Yemeğin geri kalanı sessiz geçmişti. Abim için burada bir oda ayarlamıştım. Yarınki tutulmadan sonra yanımda olmak istediğinden bu gece burada kalacaktı. Üst kattaki salonda oturup birkaç saat sohbet etmiştik, sonrasında odalarımıza dağılmıştık.

Odama girip direkt yatağıma atladım. Bir yanım gidip duş almamı söylerken diğer yanım sabah uyandığımda almamı söylüyordu. Bir süre bu ikilemde kaldım. Sonrasında ise kazanan uykum olmuştu.

🦂

Tutulma günü;

Bornozun kuşağını bağlarken banyodan çıktım. Kendimi rahatlamış hissediyordum. Saçlarıma doladığım havluyu düzeltirken ıslak ayaklarım beyaz zeminde kaydı ve yüzüstü yatağın üzerine düştüm.

"Ben de neden günüm bu kadar normal diyordum," derken homurdanarak kafamı kaldırdım. Kapının ardından gelen kıkırtıyla kaşlarım iyice çatılmıştı. "Ne işin var orada?" diye bağırdım. "Gülüp durma."

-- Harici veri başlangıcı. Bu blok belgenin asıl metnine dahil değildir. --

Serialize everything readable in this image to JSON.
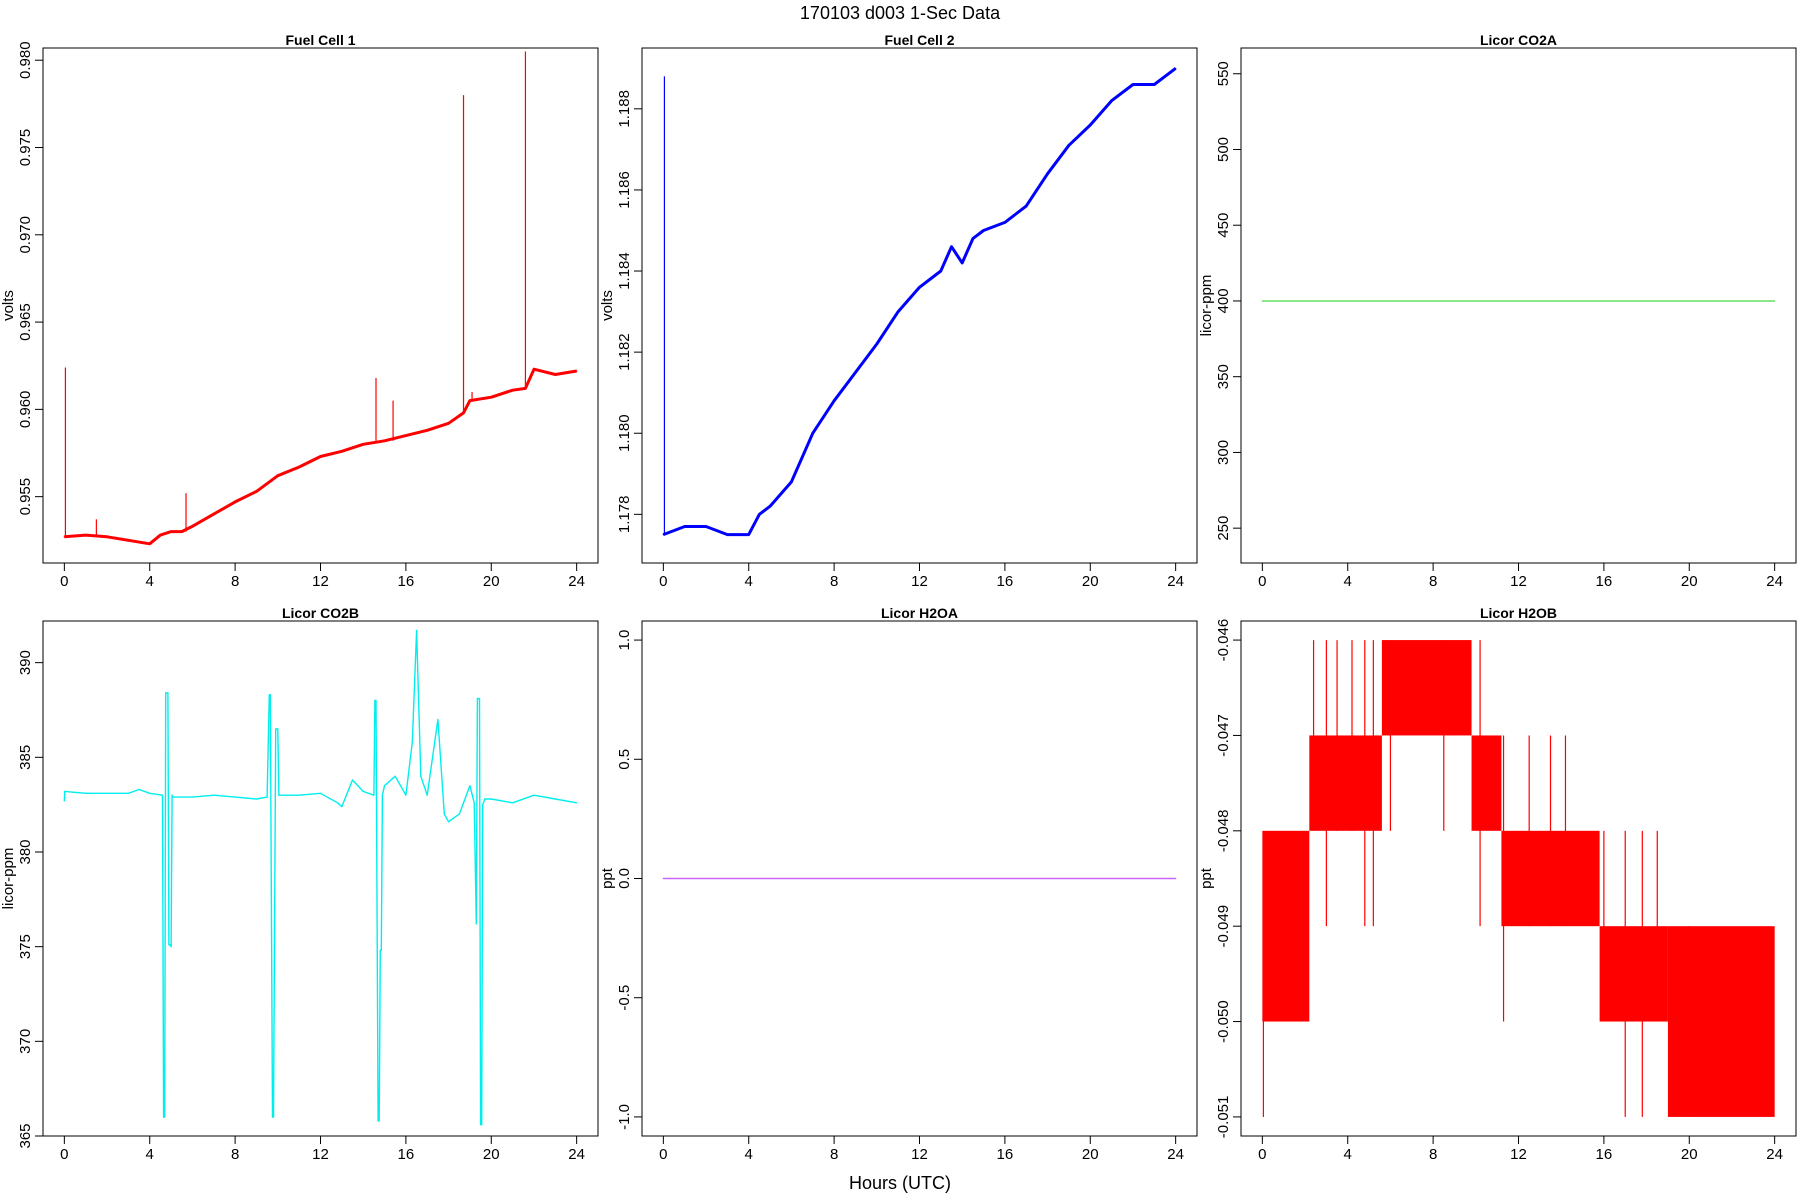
{
  "figure": {
    "title": "170103   d003   1-Sec Data",
    "xlabel": "Hours (UTC)"
  },
  "chart_data": [
    {
      "type": "line",
      "title": "Fuel Cell 1",
      "ylabel": "volts",
      "color": "#ff0000",
      "xlim": [
        -1,
        25
      ],
      "ylim": [
        0.9512,
        0.9807
      ],
      "x_ticks": [
        0,
        4,
        8,
        12,
        16,
        20,
        24
      ],
      "y_ticks": [
        0.955,
        0.96,
        0.965,
        0.97,
        0.975,
        0.98
      ],
      "y_tick_labels": [
        "0.955",
        "0.960",
        "0.965",
        "0.970",
        "0.975",
        "0.980"
      ],
      "series": [
        {
          "x": [
            0,
            1,
            2,
            3,
            4,
            4.5,
            5,
            5.5,
            6,
            7,
            8,
            9,
            10,
            11,
            12,
            13,
            14,
            15,
            16,
            17,
            18,
            18.7,
            19,
            20,
            21,
            21.6,
            22,
            23,
            24
          ],
          "y": [
            0.9527,
            0.9528,
            0.9527,
            0.9525,
            0.9523,
            0.9528,
            0.953,
            0.953,
            0.9533,
            0.954,
            0.9547,
            0.9553,
            0.9562,
            0.9567,
            0.9573,
            0.9576,
            0.958,
            0.9582,
            0.9585,
            0.9588,
            0.9592,
            0.9598,
            0.9605,
            0.9607,
            0.9611,
            0.9612,
            0.9623,
            0.962,
            0.9622
          ],
          "spikes": [
            {
              "x": 0.05,
              "y": 0.9624
            },
            {
              "x": 1.5,
              "y": 0.9537
            },
            {
              "x": 5.7,
              "y": 0.9552
            },
            {
              "x": 14.6,
              "y": 0.9618
            },
            {
              "x": 15.4,
              "y": 0.9605
            },
            {
              "x": 18.7,
              "y": 0.978
            },
            {
              "x": 19.1,
              "y": 0.961
            },
            {
              "x": 21.6,
              "y": 0.9805
            }
          ]
        }
      ]
    },
    {
      "type": "line",
      "title": "Fuel Cell 2",
      "ylabel": "volts",
      "color": "#0000ff",
      "xlim": [
        -1,
        25
      ],
      "ylim": [
        1.1768,
        1.1895
      ],
      "x_ticks": [
        0,
        4,
        8,
        12,
        16,
        20,
        24
      ],
      "y_ticks": [
        1.178,
        1.18,
        1.182,
        1.184,
        1.186,
        1.188
      ],
      "y_tick_labels": [
        "1.178",
        "1.180",
        "1.182",
        "1.184",
        "1.186",
        "1.188"
      ],
      "series": [
        {
          "x": [
            0,
            1,
            2,
            3,
            4,
            4.5,
            5,
            6,
            7,
            8,
            9,
            10,
            11,
            12,
            13,
            13.5,
            14,
            14.5,
            15,
            16,
            17,
            18,
            19,
            20,
            21,
            22,
            23,
            24
          ],
          "y": [
            1.1775,
            1.1777,
            1.1777,
            1.1775,
            1.1775,
            1.178,
            1.1782,
            1.1788,
            1.18,
            1.1808,
            1.1815,
            1.1822,
            1.183,
            1.1836,
            1.184,
            1.1846,
            1.1842,
            1.1848,
            1.185,
            1.1852,
            1.1856,
            1.1864,
            1.1871,
            1.1876,
            1.1882,
            1.1886,
            1.1886,
            1.189
          ],
          "spikes": [
            {
              "x": 0.05,
              "y": 1.1888
            }
          ]
        }
      ]
    },
    {
      "type": "line",
      "title": "Licor CO2A",
      "ylabel": "licor-ppm",
      "color": "#66dd66",
      "xlim": [
        -1,
        25
      ],
      "ylim": [
        227,
        567
      ],
      "x_ticks": [
        0,
        4,
        8,
        12,
        16,
        20,
        24
      ],
      "y_ticks": [
        250,
        300,
        350,
        400,
        450,
        500,
        550
      ],
      "y_tick_labels": [
        "250",
        "300",
        "350",
        "400",
        "450",
        "500",
        "550"
      ],
      "series": [
        {
          "x": [
            0,
            24
          ],
          "y": [
            400,
            400
          ]
        }
      ]
    },
    {
      "type": "line",
      "title": "Licor CO2B",
      "ylabel": "licor-ppm",
      "color": "#00eeee",
      "xlim": [
        -1,
        25
      ],
      "ylim": [
        365,
        392.2
      ],
      "x_ticks": [
        0,
        4,
        8,
        12,
        16,
        20,
        24
      ],
      "y_ticks": [
        365,
        370,
        375,
        380,
        385,
        390
      ],
      "y_tick_labels": [
        "365",
        "370",
        "375",
        "380",
        "385",
        "390"
      ],
      "series": [
        {
          "x": [
            0,
            0.02,
            1,
            2,
            3,
            3.5,
            4,
            4.6,
            4.65,
            4.7,
            4.75,
            4.8,
            4.85,
            4.9,
            4.95,
            5.0,
            5.05,
            5.1,
            6,
            7,
            8,
            9,
            9.5,
            9.6,
            9.65,
            9.75,
            9.8,
            9.9,
            9.95,
            10.0,
            10.05,
            10.1,
            11,
            12,
            12.8,
            13,
            13.5,
            14,
            14.5,
            14.55,
            14.6,
            14.7,
            14.75,
            14.8,
            14.85,
            14.9,
            15.0,
            15.5,
            16,
            16.3,
            16.5,
            16.7,
            17,
            17.5,
            17.8,
            18,
            18.5,
            19,
            19.2,
            19.3,
            19.35,
            19.4,
            19.45,
            19.5,
            19.55,
            19.6,
            19.7,
            20,
            21,
            22,
            23,
            24
          ],
          "y": [
            382.7,
            383.2,
            383.1,
            383.1,
            383.1,
            383.3,
            383.1,
            383.0,
            366.0,
            366.0,
            388.4,
            388.4,
            388.4,
            375.1,
            375.1,
            375.0,
            383.0,
            382.9,
            382.9,
            383.0,
            382.9,
            382.8,
            382.9,
            388.3,
            388.3,
            366.0,
            366.0,
            386.5,
            386.5,
            386.5,
            383.0,
            383.0,
            383.0,
            383.1,
            382.6,
            382.4,
            383.8,
            383.2,
            383.0,
            388.0,
            388.0,
            365.8,
            365.8,
            374.8,
            374.8,
            383.0,
            383.5,
            384.0,
            383.0,
            385.8,
            391.7,
            384.0,
            383.0,
            387.0,
            382.0,
            381.6,
            382.0,
            383.5,
            382.6,
            376.2,
            388.1,
            388.1,
            388.1,
            365.6,
            365.6,
            382.5,
            382.8,
            382.8,
            382.6,
            383.0,
            382.8,
            382.6
          ]
        }
      ]
    },
    {
      "type": "line",
      "title": "Licor H2OA",
      "ylabel": "ppt",
      "color": "#cc66ff",
      "xlim": [
        -1,
        25
      ],
      "ylim": [
        -1.08,
        1.08
      ],
      "x_ticks": [
        0,
        4,
        8,
        12,
        16,
        20,
        24
      ],
      "y_ticks": [
        -1.0,
        -0.5,
        0.0,
        0.5,
        1.0
      ],
      "y_tick_labels": [
        "-1.0",
        "-0.5",
        "0.0",
        "0.5",
        "1.0"
      ],
      "series": [
        {
          "x": [
            0,
            24
          ],
          "y": [
            0,
            0
          ]
        }
      ]
    },
    {
      "type": "line",
      "title": "Licor H2OB",
      "ylabel": "ppt",
      "color": "#ff0000",
      "xlim": [
        -1,
        25
      ],
      "ylim": [
        -0.0512,
        -0.0458
      ],
      "x_ticks": [
        0,
        4,
        8,
        12,
        16,
        20,
        24
      ],
      "y_ticks": [
        -0.051,
        -0.05,
        -0.049,
        -0.048,
        -0.047,
        -0.046
      ],
      "y_tick_labels": [
        "-0.051",
        "-0.050",
        "-0.049",
        "-0.048",
        "-0.047",
        "-0.046"
      ],
      "series": [
        {
          "bands": [
            {
              "x0": 0.0,
              "x1": 2.2,
              "y0": -0.05,
              "y1": -0.048
            },
            {
              "x0": 2.2,
              "x1": 5.6,
              "y0": -0.048,
              "y1": -0.047
            },
            {
              "x0": 5.6,
              "x1": 9.8,
              "y0": -0.047,
              "y1": -0.046
            },
            {
              "x0": 9.8,
              "x1": 11.2,
              "y0": -0.048,
              "y1": -0.047
            },
            {
              "x0": 11.2,
              "x1": 15.8,
              "y0": -0.049,
              "y1": -0.048
            },
            {
              "x0": 15.8,
              "x1": 19.0,
              "y0": -0.05,
              "y1": -0.049
            },
            {
              "x0": 19.0,
              "x1": 24.0,
              "y0": -0.051,
              "y1": -0.049
            }
          ],
          "spikes": [
            {
              "x": 0.05,
              "y0": -0.051,
              "y1": -0.05
            },
            {
              "x": 2.4,
              "y0": -0.048,
              "y1": -0.046
            },
            {
              "x": 3.0,
              "y0": -0.049,
              "y1": -0.046
            },
            {
              "x": 3.5,
              "y0": -0.048,
              "y1": -0.046
            },
            {
              "x": 4.2,
              "y0": -0.048,
              "y1": -0.046
            },
            {
              "x": 4.8,
              "y0": -0.049,
              "y1": -0.046
            },
            {
              "x": 5.2,
              "y0": -0.049,
              "y1": -0.046
            },
            {
              "x": 6.0,
              "y0": -0.048,
              "y1": -0.046
            },
            {
              "x": 8.5,
              "y0": -0.048,
              "y1": -0.046
            },
            {
              "x": 10.2,
              "y0": -0.049,
              "y1": -0.046
            },
            {
              "x": 11.3,
              "y0": -0.05,
              "y1": -0.047
            },
            {
              "x": 12.5,
              "y0": -0.049,
              "y1": -0.047
            },
            {
              "x": 13.5,
              "y0": -0.049,
              "y1": -0.047
            },
            {
              "x": 14.2,
              "y0": -0.049,
              "y1": -0.047
            },
            {
              "x": 16.0,
              "y0": -0.05,
              "y1": -0.048
            },
            {
              "x": 17.0,
              "y0": -0.051,
              "y1": -0.048
            },
            {
              "x": 17.8,
              "y0": -0.051,
              "y1": -0.048
            },
            {
              "x": 18.5,
              "y0": -0.05,
              "y1": -0.048
            },
            {
              "x": 20.0,
              "y0": -0.051,
              "y1": -0.049
            }
          ]
        }
      ]
    }
  ]
}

Bornozumun iki yana açılan uçlarını birleştirip yatağa oturduğum sırada, "Çok sakarsın. Hem kapıda beklememi söylemiştin," diye isyan etti.

Gözlerimi devirdim. Bu adamın her lafıma bir cevabı vardı. Düşmemeye dikkat ederek giyinmek için diğer odaya geçtim. Abim sabah beni uyandırmıştı. Aslında bütün gece uyumadığını, diken üstünde olduğunu biliyordum. Ben uyumuştum... Erkenden kaldırıp beni zorla kahvaltıya indirmiş, sürekli konuşarak gerginliğini gizlemeye çalışmıştı.

Briella'nın getirdiği kutulardan bana lazım olanı elime aldım. Temiz bir iç çamaşırı takımını da kutunun üzerine koyup odaya döndüm. Tamamen çıplak olmamdan bahsetmişti ama en azından mağaraya kadar iç çamaşırlı olsam iyi olurdu. Bu konuda ufaktan bir gerginlik yüklenmişti bana...

Kutuyu yatağın üzerine koyduktan sonra beyaz iç çamaşırlarını kuruyan bedenime geçirdim. Tutulmaya iki saat kadar bir zaman kaldığını söylemişlerdi, henüz vaktim vardı. Islak saçlarımı havluyla biraz kuruladıktan sonra havluyu da yatağın üzerine bıraktım. Birkaç dakika sonra kendiliğinden kurumuş olurlardı zaten.

Kutunun kapağını açıp beyaz cübbeyi çıkardım. Kolları omuzlardan aşağı doğru bollaşıyordu. Cüppeyi üzerime geçirip aynanın karşısına geçtim. Tuhaf görünüyordum. İçimdeki tuhaf hisle beraber yerimde zıplamama çok az kalmıştı. Korku da heyecan da endişe de aynı anda bedenime yüklenmişti. Bilmediğim bir yolda ilerleyecektim ve bu benim en büyük korkum olmuştu.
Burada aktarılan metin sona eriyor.